Think of the last time someone hurt your feelings. It was probably someone you held dear to your heart.
Today, we casually criticize people on television, remark on billboards we dislike, and discuss the moral ineptitude of our politicians with aplomb. Our words rarely impact those to whom they’re directed, and once we go on to other topics, our comments are forgotten.
During his time on earth, Jesus was condemned by the Jewish leaders, who accused him before the Roman authorities of treasonous acts. Just before the crucifixion, Peter denied him three times. Which of these acts hurt Jesus more?

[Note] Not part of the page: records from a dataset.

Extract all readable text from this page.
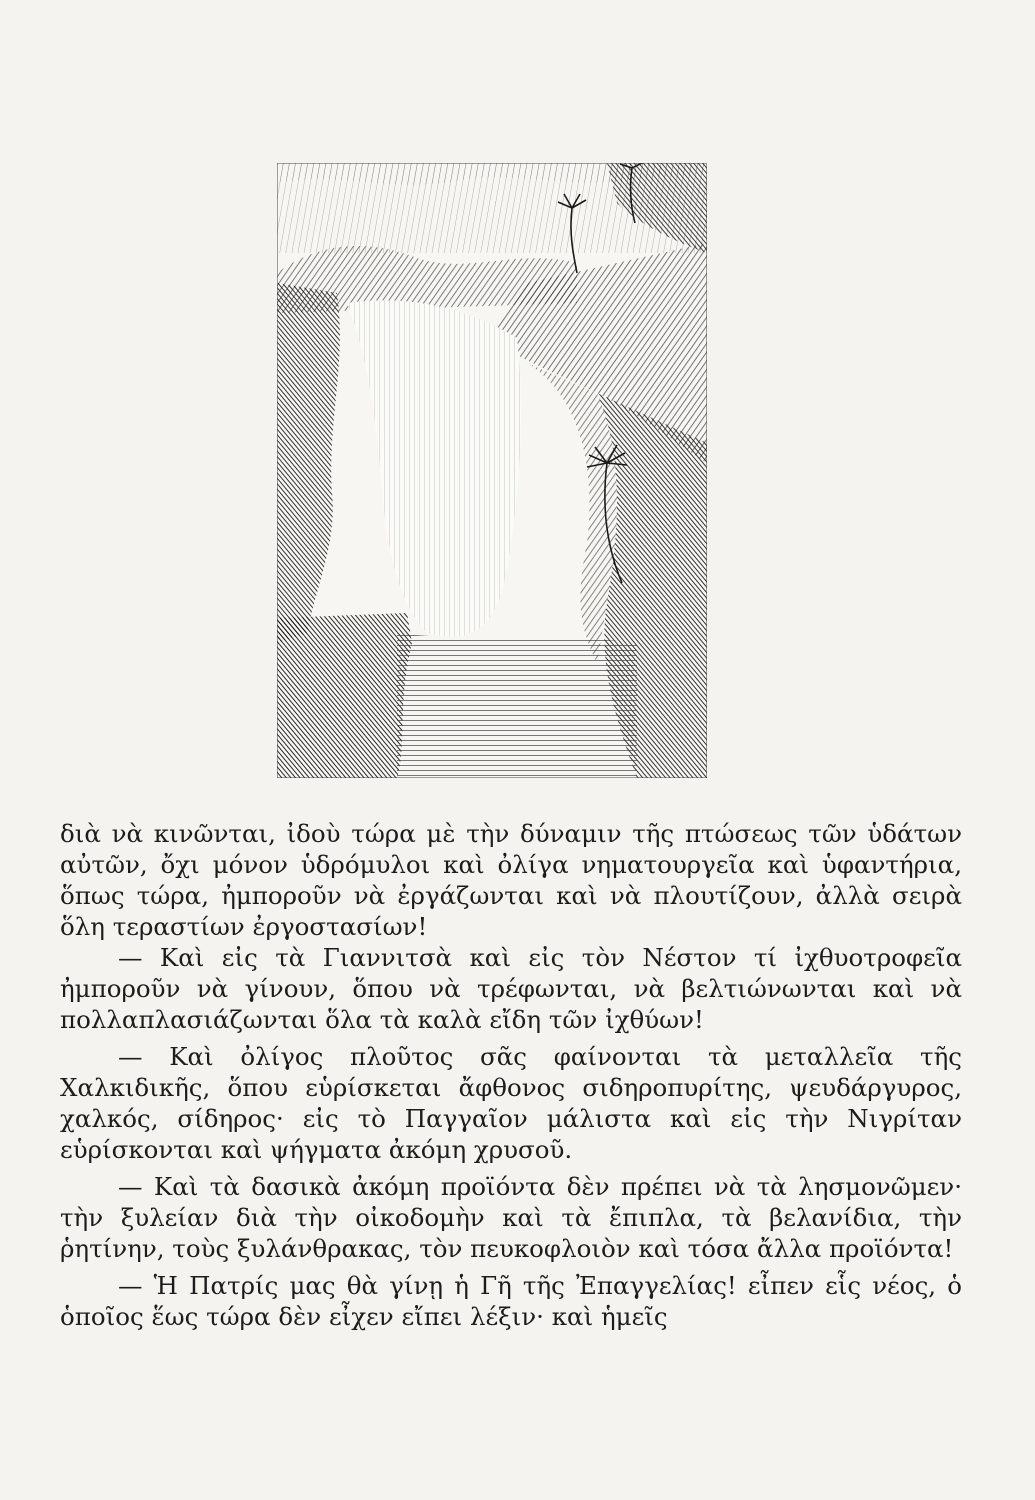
διὰ νὰ κινῶνται, ἰδοὺ τώρα μὲ τὴν δύναμιν τῆς πτώσεως τῶν ὑδάτων αὐτῶν, ὄχι μόνον ὑδρόμυλοι καὶ ὀλίγα νηματουργεῖα καὶ ὑφαντήρια, ὅπως τώρα, ἠμποροῦν νὰ ἐργάζωνται καὶ νὰ πλουτίζουν, ἀλλὰ σειρὰ ὅλη τεραστίων ἐργοστασίων!

— Καὶ εἰς τὰ Γιαννιτσὰ καὶ εἰς τὸν Νέστον τί ἰχθυοτροφεῖα ἠμποροῦν νὰ γίνουν, ὅπου νὰ τρέφωνται, νὰ βελτιώνωνται καὶ νὰ πολλαπλασιάζωνται ὅλα τὰ καλὰ εἴδη τῶν ἰχθύων!

— Καὶ ὀλίγος πλοῦτος σᾶς φαίνονται τὰ μεταλλεῖα τῆς Χαλκιδικῆς, ὅπου εὑρίσκεται ἄφθονος σιδηροπυρίτης, ψευδάργυρος, χαλκός, σίδηρος· εἰς τὸ Παγγαῖον μάλιστα καὶ εἰς τὴν Νιγρίταν εὑρίσκονται καὶ ψήγματα ἀκόμη χρυσοῦ.

— Καὶ τὰ δασικὰ ἀκόμη προϊόντα δὲν πρέπει νὰ τὰ λησμονῶμεν· τὴν ξυλείαν διὰ τὴν οἰκοδομὴν καὶ τὰ ἔπιπλα, τὰ βελανίδια, τὴν ῥητίνην, τοὺς ξυλάνθρακας, τὸν πευκοφλοιὸν καὶ τόσα ἄλλα προϊόντα!

— Ἡ Πατρίς μας θὰ γίνῃ ἡ Γῆ τῆς Ἐπαγγελίας! εἶπεν εἷς νέος, ὁ ὁποῖος ἕως τώρα δὲν εἶχεν εἴπει λέξιν· καὶ ἡμεῖς
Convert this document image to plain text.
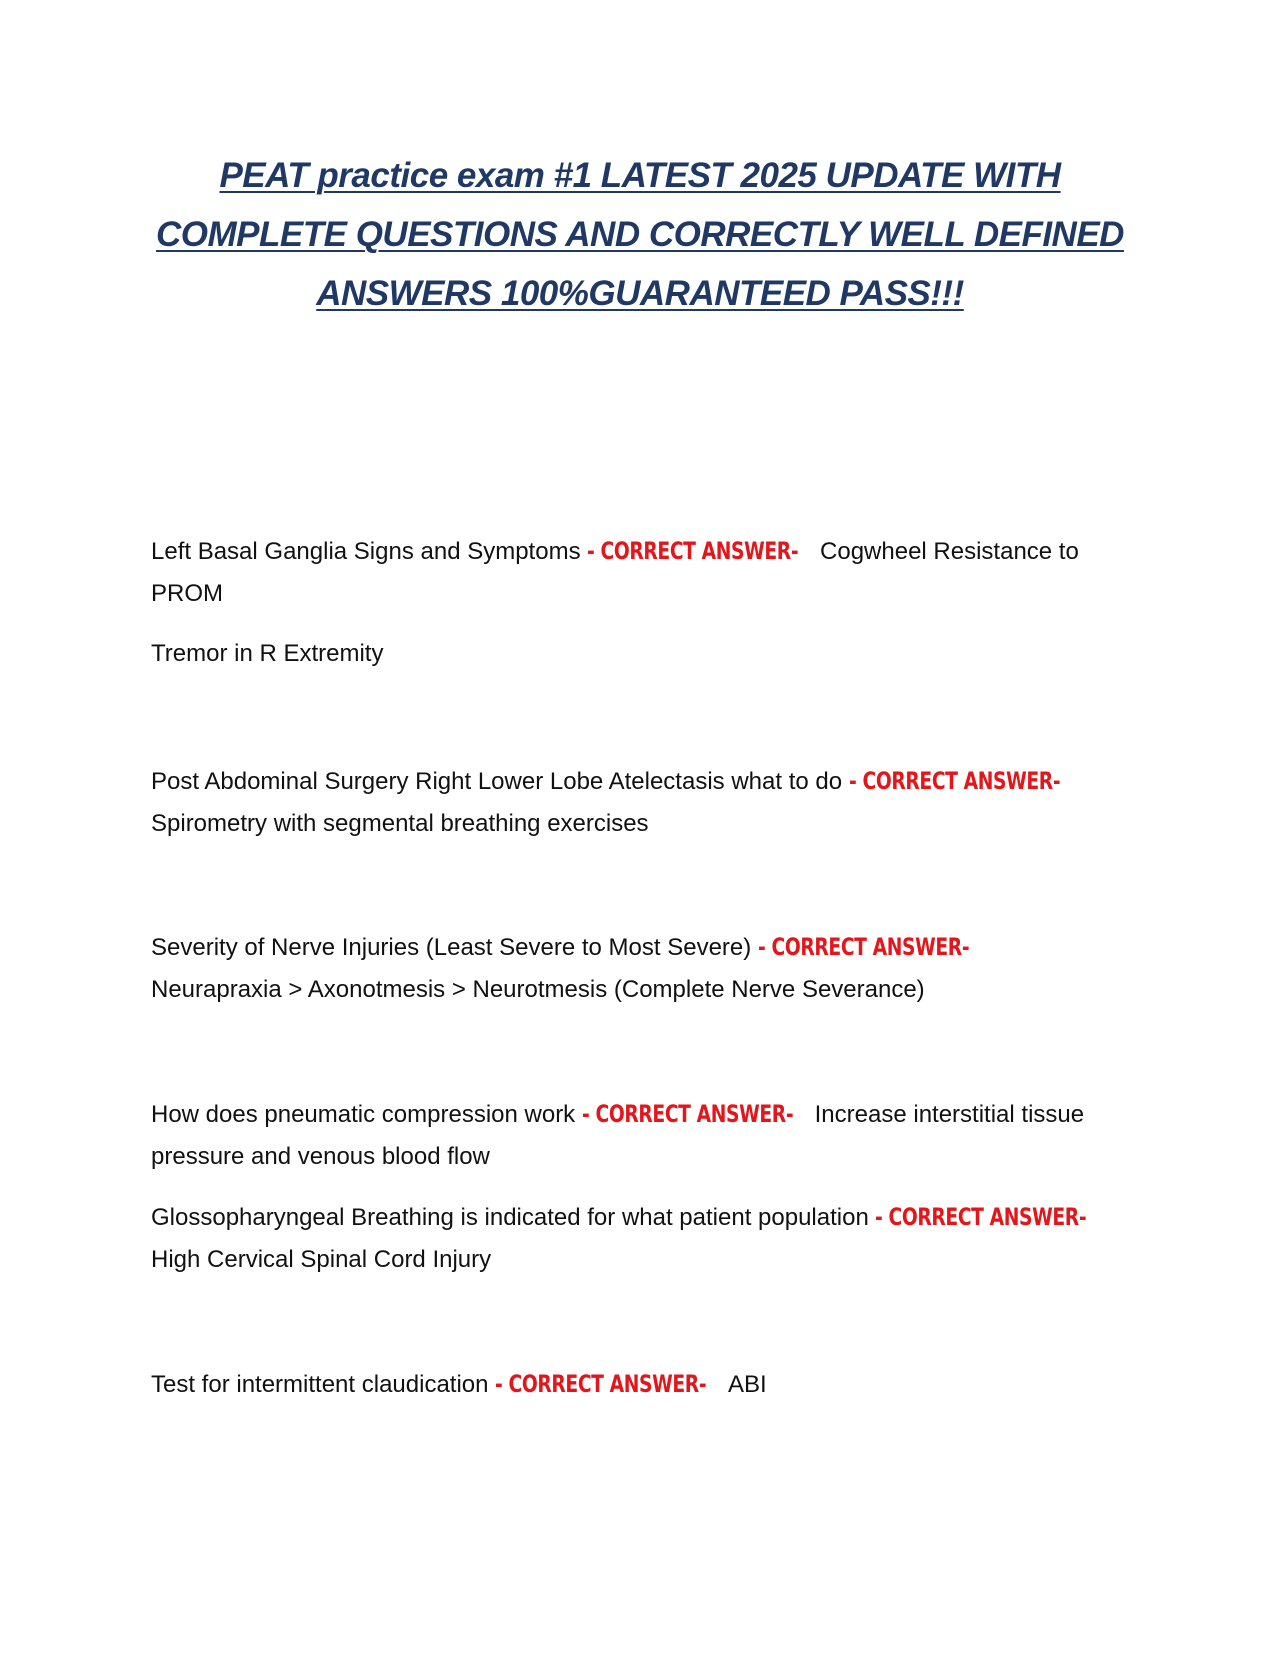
PEAT practice exam #1 LATEST 2025 UPDATE WITH COMPLETE QUESTIONS AND CORRECTLY WELL DEFINED ANSWERS 100%GUARANTEED PASS!!!
Left Basal Ganglia Signs and Symptoms - CORRECT ANSWER- Cogwheel Resistance to PROM
Tremor in R Extremity
Post Abdominal Surgery Right Lower Lobe Atelectasis what to do - CORRECT ANSWER-Spirometry with segmental breathing exercises
Severity of Nerve Injuries (Least Severe to Most Severe) - CORRECT ANSWER-
Neurapraxia > Axonotmesis > Neurotmesis (Complete Nerve Severance)
How does pneumatic compression work - CORRECT ANSWER- Increase interstitial tissue pressure and venous blood flow
Glossopharyngeal Breathing is indicated for what patient population - CORRECT ANSWER-High Cervical Spinal Cord Injury
Test for intermittent claudication - CORRECT ANSWER- ABI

An insult from someone who barely knows us carries little weight. An insult from a close companion, a spouse, or a child can cut us to the quick. When a co-worker we have labored with for years falsely accuses us of wrong-doing in the workplace, the sting may haunt us for years, souring our relationship.
In Matthew 5:11, Jesus says that we are blessed when people insult us and falsely accuse us of evil because of him, and that we will see our reward in heaven. He wraps up the Beatitudes with a statement that impacts us at our most vulnerable level. Our emotions.

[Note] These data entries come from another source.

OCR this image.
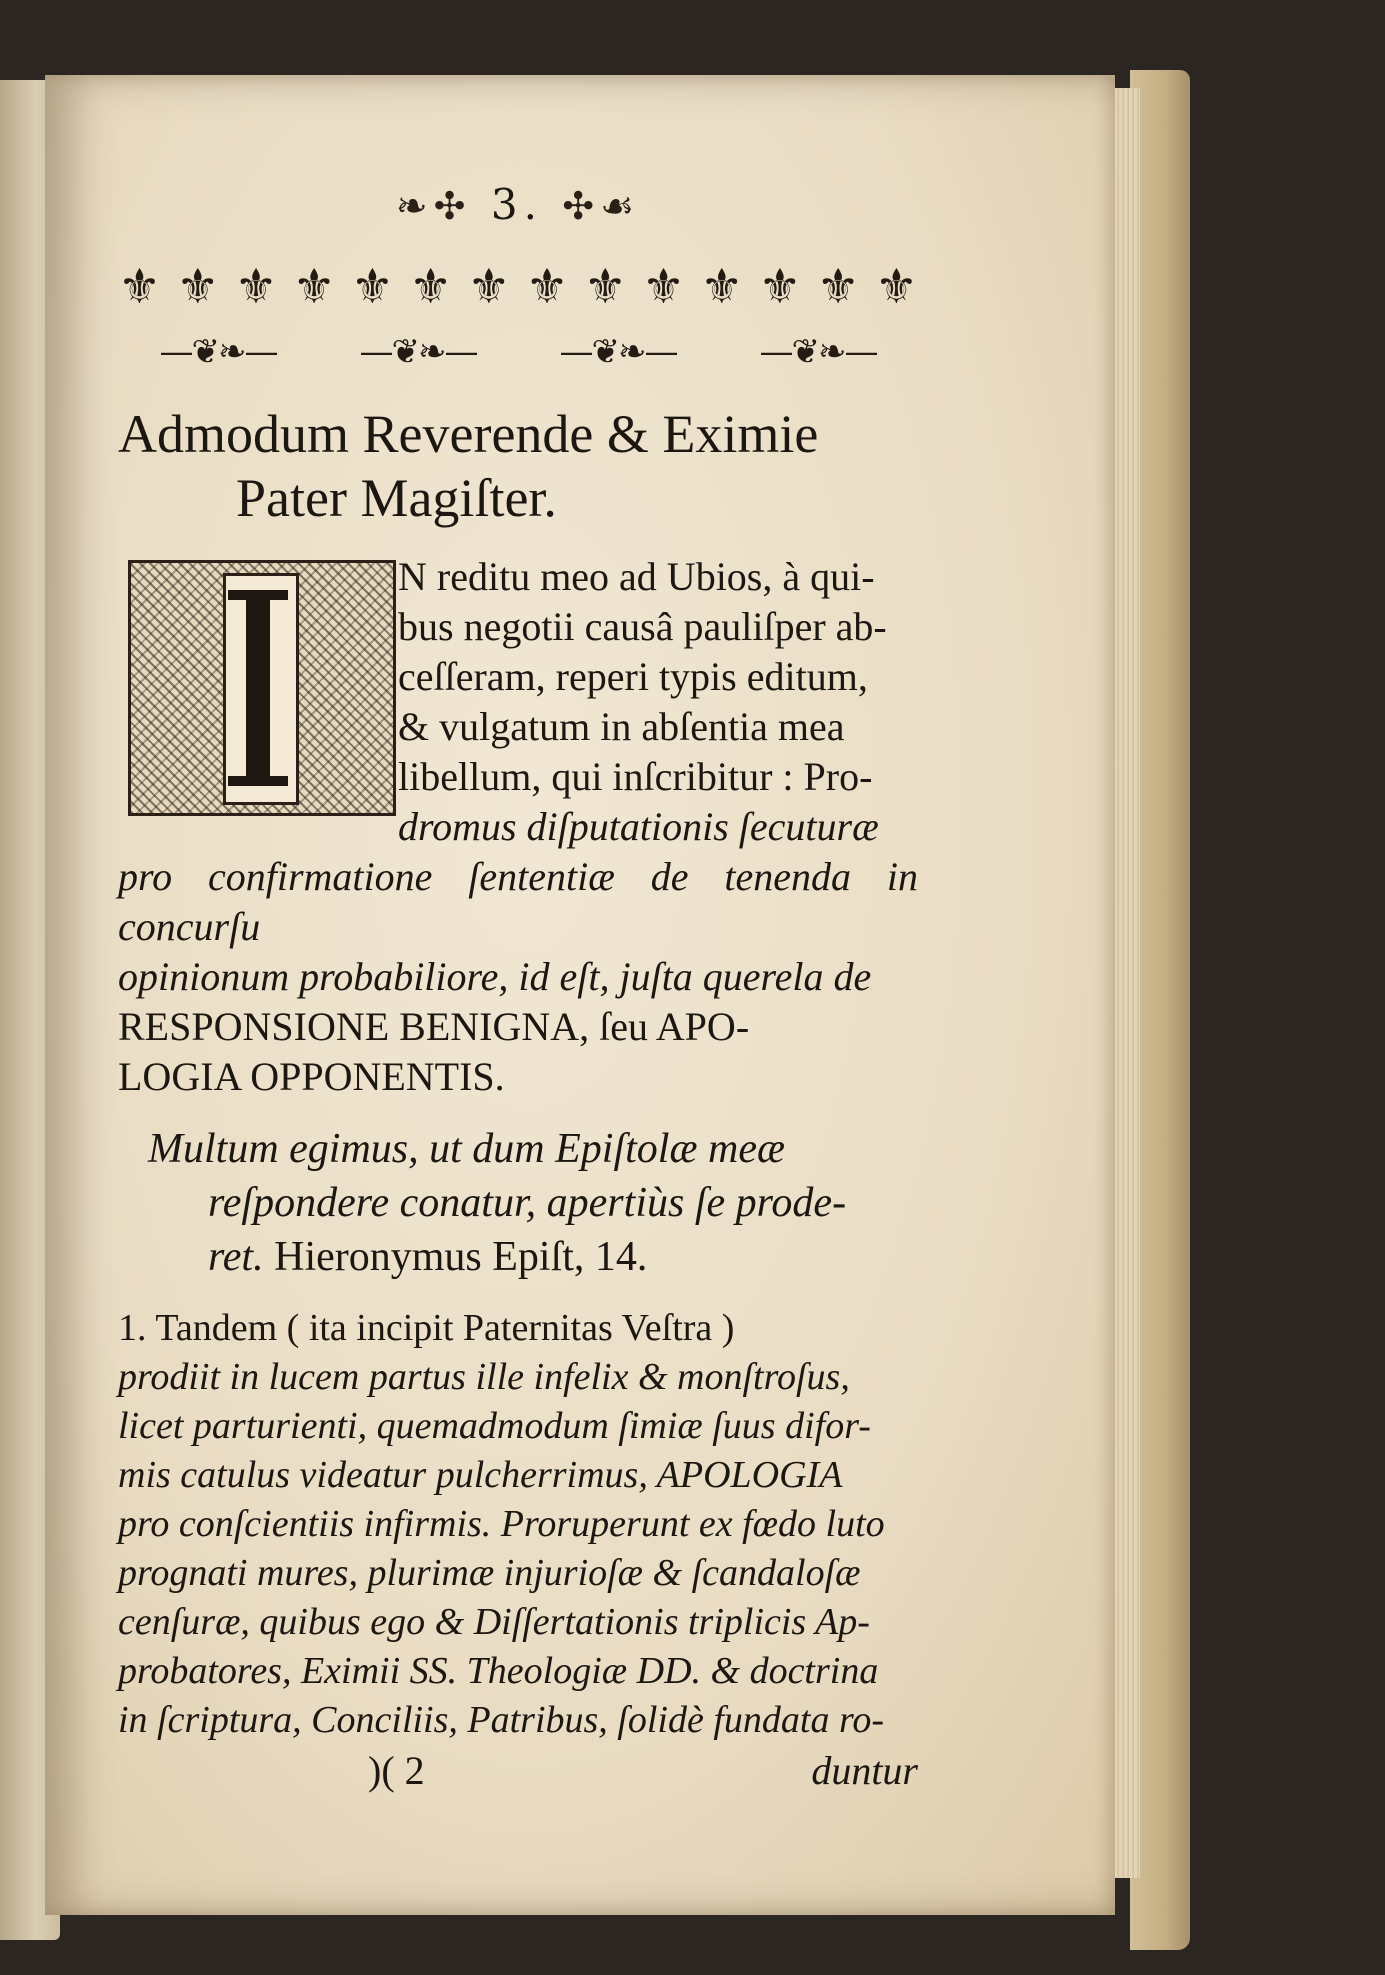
❧✣ 3. ✣☙
⚜ ⚜ ⚜ ⚜ ⚜ ⚜ ⚜ ⚜ ⚜ ⚜ ⚜ ⚜ ⚜ ⚜
—❦❧— —❦❧— —❦❧— —❦❧—
Admodum Reverende & Eximie
Pater Magiſter.
N reditu meo ad Ubios, à qui-
bus negotii causâ pauliſper ab-
ceſſeram, reperi typis editum,
& vulgatum in abſentia mea
libellum, qui inſcribitur : Pro-
dromus diſputationis ſecuturæ
pro confirmatione ſententiæ de tenenda in concurſu
opinionum probabiliore, id eſt, juſta querela de
RESPONSIONE BENIGNA, ſeu APO-
LOGIA OPPONENTIS.
Multum egimus, ut dum Epiſtolæ meæ
reſpondere conatur, apertiùs ſe prode-
ret. Hieronymus Epiſt, 14.
1. Tandem ( ita incipit Paternitas Veſtra )
prodiit in lucem partus ille infelix & monſtroſus,
licet parturienti, quemadmodum ſimiæ ſuus difor-
mis catulus videatur pulcherrimus, APOLOGIA
pro conſcientiis infirmis. Proruperunt ex fœdo luto
prognati mures, plurimæ injurioſæ & ſcandaloſæ
cenſuræ, quibus ego & Diſſertationis triplicis Ap-
probatores, Eximii SS. Theologiæ DD. & doctrina
in ſcriptura, Conciliis, Patribus, ſolidè fundata ro-
)( 2	duntur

The crowd to whom Jesus spoke was used to having cruel words thrown at them. The Jewish people had long ago lost their supremacy in the social order. They were the underdogs of their society.
That suggests Jesus’ statement spoke of something deeper.
The true insult, the accusation that slices us to the core, is the one that comes from a trusted friend or family member. When those whom we trust most criticize our Christian morals, or when we find we have been deceived by a confidante, the blow often staggers us, and we cannot understand the reason for the attack. It seems to come out of the blue.
This is the insult Jesus spoke of.
When a Christian friend forsakes the church and levels ugly insults our direction, or when our spouse attacks our relationship with Jesus, the wound we receive can create a scar that may follow us for all of our days. Even turning it over to Jesus may not totally heal the damage that has been done.
However, there is one thing we can count on. When we let Jesus’ love shine through us, even when the pain seems greater than we can bear, the peace of God will be ours, for he has promised that he will never leave us nor forsake us.
The cruelest insults seem to come from those we hold closest to our hearts. Even when our pain seems too great for words, Jesus promises he will be with us in our darkest hours, and through him, we will have a great reward.